DePaul sophomore and Jefferson Park native, Lenin Plazas stood in line with the teachers for four hours to see his favorite candidate up close in his hometown.

“Bernie cares about equality and equity for all, and that’s what the Teachers’ Union has been fighting for,” he said.

Lenin also thinks more DePaul students should invest energy into helping with local issues like these.

“It’s important to be active in your communities, so if you’re a DePaul student, you should care about what happens in the city because it will affect you and you should be part of it,” he said.

35th Ward Alderman Carlos Ramirez-Rosa thinks that after Sanders’ show of support, the mayor has “got to listen now,” because the other candidates in the Democratic primary are now trying to stay in pace with Sanders.

“Elizabeth Warren plagiarized Bernie, we had Joe Biden plagiarize off of Bernie… so that means the entire Democratic field is calling on this Democratic mayor to do the right thing and support the teachers,” Ramirez-Rosa said. “She can’t ignore that.”
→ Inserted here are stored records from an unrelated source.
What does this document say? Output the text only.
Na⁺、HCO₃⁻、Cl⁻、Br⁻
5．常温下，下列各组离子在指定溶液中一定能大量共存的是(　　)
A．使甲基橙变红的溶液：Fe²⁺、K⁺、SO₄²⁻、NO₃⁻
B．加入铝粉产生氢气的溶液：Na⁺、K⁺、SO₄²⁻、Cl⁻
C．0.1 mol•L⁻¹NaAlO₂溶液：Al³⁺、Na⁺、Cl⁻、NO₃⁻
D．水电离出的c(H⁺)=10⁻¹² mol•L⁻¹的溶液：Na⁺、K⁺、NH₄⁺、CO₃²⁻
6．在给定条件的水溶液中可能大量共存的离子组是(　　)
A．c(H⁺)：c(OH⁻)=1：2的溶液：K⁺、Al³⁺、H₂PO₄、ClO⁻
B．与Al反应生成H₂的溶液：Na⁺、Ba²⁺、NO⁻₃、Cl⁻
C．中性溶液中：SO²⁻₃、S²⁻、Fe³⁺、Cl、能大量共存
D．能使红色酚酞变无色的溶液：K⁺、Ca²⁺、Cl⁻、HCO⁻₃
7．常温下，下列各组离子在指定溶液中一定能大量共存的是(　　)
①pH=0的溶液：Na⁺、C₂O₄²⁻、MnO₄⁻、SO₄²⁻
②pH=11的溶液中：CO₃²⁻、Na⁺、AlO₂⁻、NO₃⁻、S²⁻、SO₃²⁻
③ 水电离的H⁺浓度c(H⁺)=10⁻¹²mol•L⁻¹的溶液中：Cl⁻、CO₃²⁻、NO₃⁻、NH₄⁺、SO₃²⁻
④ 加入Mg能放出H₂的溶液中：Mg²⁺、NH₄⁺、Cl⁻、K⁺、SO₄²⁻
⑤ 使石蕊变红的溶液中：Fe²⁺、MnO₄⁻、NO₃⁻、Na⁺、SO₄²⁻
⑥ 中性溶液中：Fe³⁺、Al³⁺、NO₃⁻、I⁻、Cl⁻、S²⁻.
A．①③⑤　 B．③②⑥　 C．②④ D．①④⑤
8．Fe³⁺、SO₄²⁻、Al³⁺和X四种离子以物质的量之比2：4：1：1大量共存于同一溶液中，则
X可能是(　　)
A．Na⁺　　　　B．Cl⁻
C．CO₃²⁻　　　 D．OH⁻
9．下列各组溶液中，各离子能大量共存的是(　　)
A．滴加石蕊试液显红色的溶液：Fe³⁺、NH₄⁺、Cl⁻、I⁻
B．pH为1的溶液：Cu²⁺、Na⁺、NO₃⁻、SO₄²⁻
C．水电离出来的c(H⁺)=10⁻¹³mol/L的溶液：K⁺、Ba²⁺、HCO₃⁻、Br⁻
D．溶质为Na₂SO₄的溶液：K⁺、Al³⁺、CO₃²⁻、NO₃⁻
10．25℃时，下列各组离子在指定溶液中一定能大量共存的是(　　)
Even if the Mayor and CPS didn’t listen to Sanders’ calls for action, his message was certainly internalized by the protestors. Bilingual 7th grade math instructor, Norma Noriega was also a speaker at the rally. In an interview with the DePaulia, she said she felt emboldened by Sanders’ words, “He’s highlighted the true narrative, where we’re overworked we’re underpaid and taken advantage of. Insidious things are happening behind closed doors that the public doesn’t see and we’re just out here trying to fight for a better education. It felt so genuine.”